Hey everyone! I am incredibly grateful for this tutorial on training a language model from scratch: How to train a new language model from scratch using Transformers and Tokenizers
I really want to expand this to contiguous masking of longer token sequences (e.g. [mask-5], [mask-8]). I have begun looking into how to write a custom DataCollator for this, but suspect I will also need to make some changes to the model as well.
Has anyone looked into this and can point me to any resources?
Found something useful on StackOverflow for this:
This tutorial on Keras Code Examples is the most useful thing I have found so far on this:
Hello Connor Great to see you here!

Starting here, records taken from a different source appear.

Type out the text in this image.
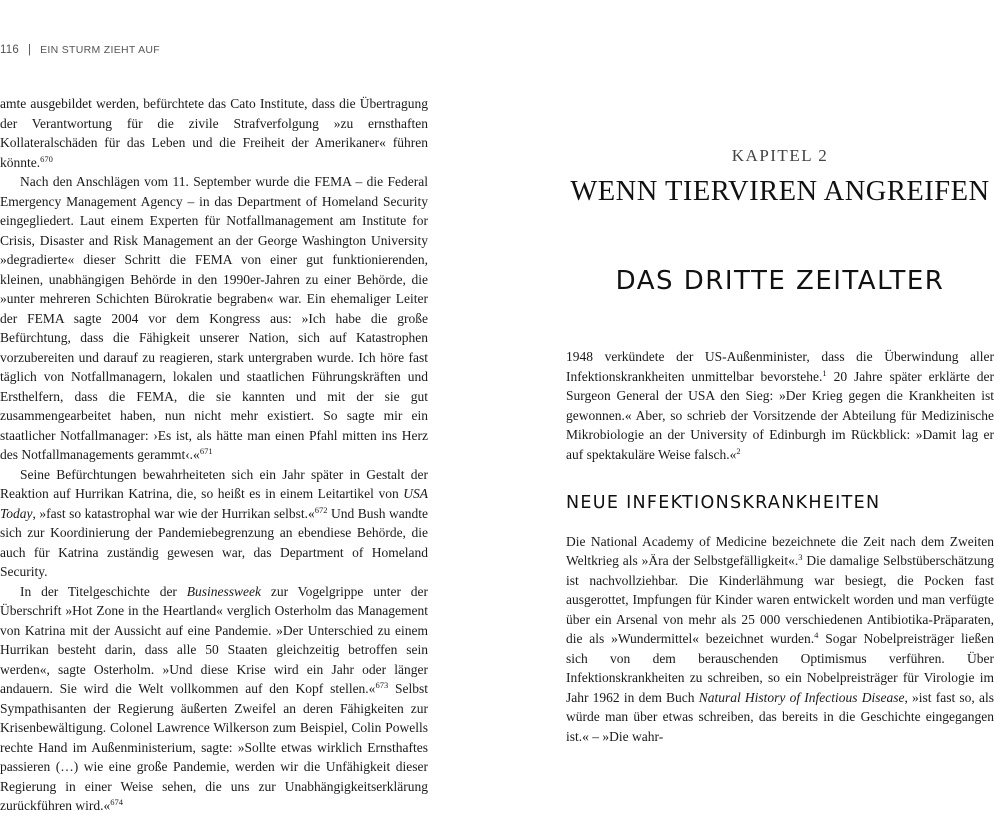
116 | EIN STURM ZIEHT AUF

amte ausgebildet werden, befürchtete das Cato Institute, dass die Übertragung der Verantwortung für die zivile Strafverfolgung »zu ernsthaften Kollateralschäden für das Leben und die Freiheit der Amerikaner« führen könnte.$^{670}$

Nach den Anschlägen vom 11. September wurde die FEMA – die Federal Emergency Management Agency – in das Department of Homeland Security eingegliedert. Laut einem Experten für Notfallmanagement am Institute for Crisis, Disaster and Risk Management an der George Washington University »degradierte« dieser Schritt die FEMA von einer gut funktionierenden, kleinen, unabhängigen Behörde in den 1990er-Jahren zu einer Behörde, die »unter mehreren Schichten Bürokratie begraben« war. Ein ehemaliger Leiter der FEMA sagte 2004 vor dem Kongress aus: »Ich habe die große Befürchtung, dass die Fähigkeit unserer Nation, sich auf Katastrophen vorzubereiten und darauf zu reagieren, stark untergraben wurde. Ich höre fast täglich von Notfallmanagern, lokalen und staatlichen Führungskräften und Ersthelfern, dass die FEMA, die sie kannten und mit der sie gut zusammengearbeitet haben, nun nicht mehr existiert. So sagte mir ein staatlicher Notfallmanager: ›Es ist, als hätte man einen Pfahl mitten ins Herz des Notfallmanagements gerammt‹.«$^{671}$

Seine Befürchtungen bewahrheiteten sich ein Jahr später in Gestalt der Reaktion auf Hurrikan Katrina, die, so heißt es in einem Leitartikel von USA Today, »fast so katastrophal war wie der Hurrikan selbst.«$^{672}$ Und Bush wandte sich zur Koordinierung der Pandemiebegrenzung an ebendiese Behörde, die auch für Katrina zuständig gewesen war, das Department of Homeland Security.

In der Titelgeschichte der Businessweek zur Vogelgrippe unter der Überschrift »Hot Zone in the Heartland« verglich Osterholm das Management von Katrina mit der Aussicht auf eine Pandemie. »Der Unterschied zu einem Hurrikan besteht darin, dass alle 50 Staaten gleichzeitig betroffen sein werden«, sagte Osterholm. »Und diese Krise wird ein Jahr oder länger andauern. Sie wird die Welt vollkommen auf den Kopf stellen.«$^{673}$ Selbst Sympathisanten der Regierung äußerten Zweifel an deren Fähigkeiten zur Krisenbewältigung. Colonel Lawrence Wilkerson zum Beispiel, Colin Powells rechte Hand im Außenministerium, sagte: »Sollte etwas wirklich Ernsthaftes passieren (…) wie eine große Pandemie, werden wir die Unfähigkeit dieser Regierung in einer Weise sehen, die uns zur Unabhängigkeitserklärung zurückführen wird.«$^{674}$

KAPITEL 2
WENN TIERVIREN ANGREIFEN
DAS DRITTE ZEITALTER

1948 verkündete der US-Außenminister, dass die Überwindung aller Infektionskrankheiten unmittelbar bevorstehe.$^1$ 20 Jahre später erklärte der Surgeon General der USA den Sieg: »Der Krieg gegen die Krankheiten ist gewonnen.« Aber, so schrieb der Vorsitzende der Abteilung für Medizinische Mikrobiologie an der University of Edinburgh im Rückblick: »Damit lag er auf spektakuläre Weise falsch.«$^2$

NEUE INFEKTIONSKRANKHEITEN

Die National Academy of Medicine bezeichnete die Zeit nach dem Zweiten Weltkrieg als »Ära der Selbstgefälligkeit«.$^3$ Die damalige Selbstüberschätzung ist nachvollziehbar. Die Kinderlähmung war besiegt, die Pocken fast ausgerottet, Impfungen für Kinder waren entwickelt worden und man verfügte über ein Arsenal von mehr als 25 000 verschiedenen Antibiotika-Präparaten, die als »Wundermittel« bezeichnet wurden.$^4$ Sogar Nobelpreisträger ließen sich von dem berauschenden Optimismus verführen. Über Infektionskrankheiten zu schreiben, so ein Nobelpreisträger für Virologie im Jahr 1962 in dem Buch Natural History of Infectious Disease, »ist fast so, als würde man über etwas schreiben, das bereits in die Geschichte eingegangen ist.« – »Die wahr-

I will not be able to help you, I’m going to ping @nielsr here, maybe he could help. Sorry for delay!
I’ve seen that SpanBERT models are on the hub, but we haven’t added the model itself yet to the library.

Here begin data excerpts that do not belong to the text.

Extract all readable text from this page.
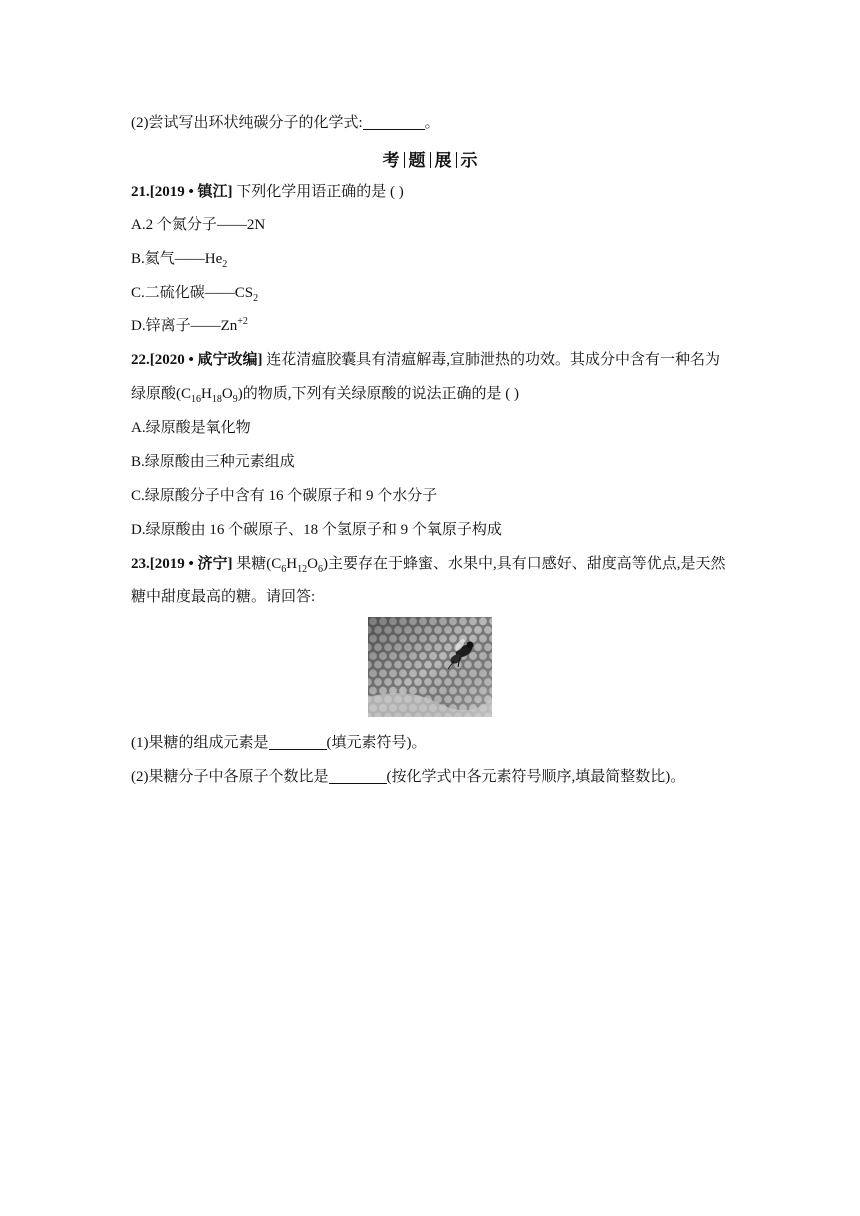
(2)尝试写出环状纯碳分子的化学式:	。
考 题 展 示
21.[2019 • 镇江] 下列化学用语正确的是 ( )
A.2 个氮分子——2N
B.氦气$——He_2$
C.二硫化碳$——CS_2$
D.锌离子$——Zn^{+2}$
22.[2020 • 咸宁改编] 连花清瘟胶囊具有清瘟解毒,宣肺泄热的功效。其成分中含有一种名为
绿原酸$(C_{16}H_{18}O_9)$的物质,下列有关绿原酸的说法正确的是 ( )
A.绿原酸是氧化物
B.绿原酸由三种元素组成
C.绿原酸分子中含有 16 个碳原子和 9 个水分子
D.绿原酸由 16 个碳原子、18 个氢原子和 9 个氧原子构成
23.[2019 • 济宁] 果糖$(C_6H_{12}O_6)$主要存在于蜂蜜、水果中,具有口感好、甜度高等优点,是天然
糖中甜度最高的糖。请回答:
(1)果糖的组成元素是	(填元素符号)。
(2)果糖分子中各原子个数比是	(按化学式中各元素符号顺序,填最简整数比)。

This would be a great project actually:
- contribute SpanBERT to HuggingFace Transformers, based on the modeling file. This will be relatively easy, as the authors already used HuggingFace’s implementation of BERT and tweaked it a little bit. The only difference is this class. We could then call the model
SpanBertModel in the library, and add a
SpanBertForPreTraining similar to
BertForPreTraining that includes the heads necessary for pre-training.
- add a script to the examples directory, which could be called run_span_mlm.py (similar to run_mlm.py). This can be based on the files defined here (Facebook open-sourced everything!).
If anyone is interested in contributing, let me know!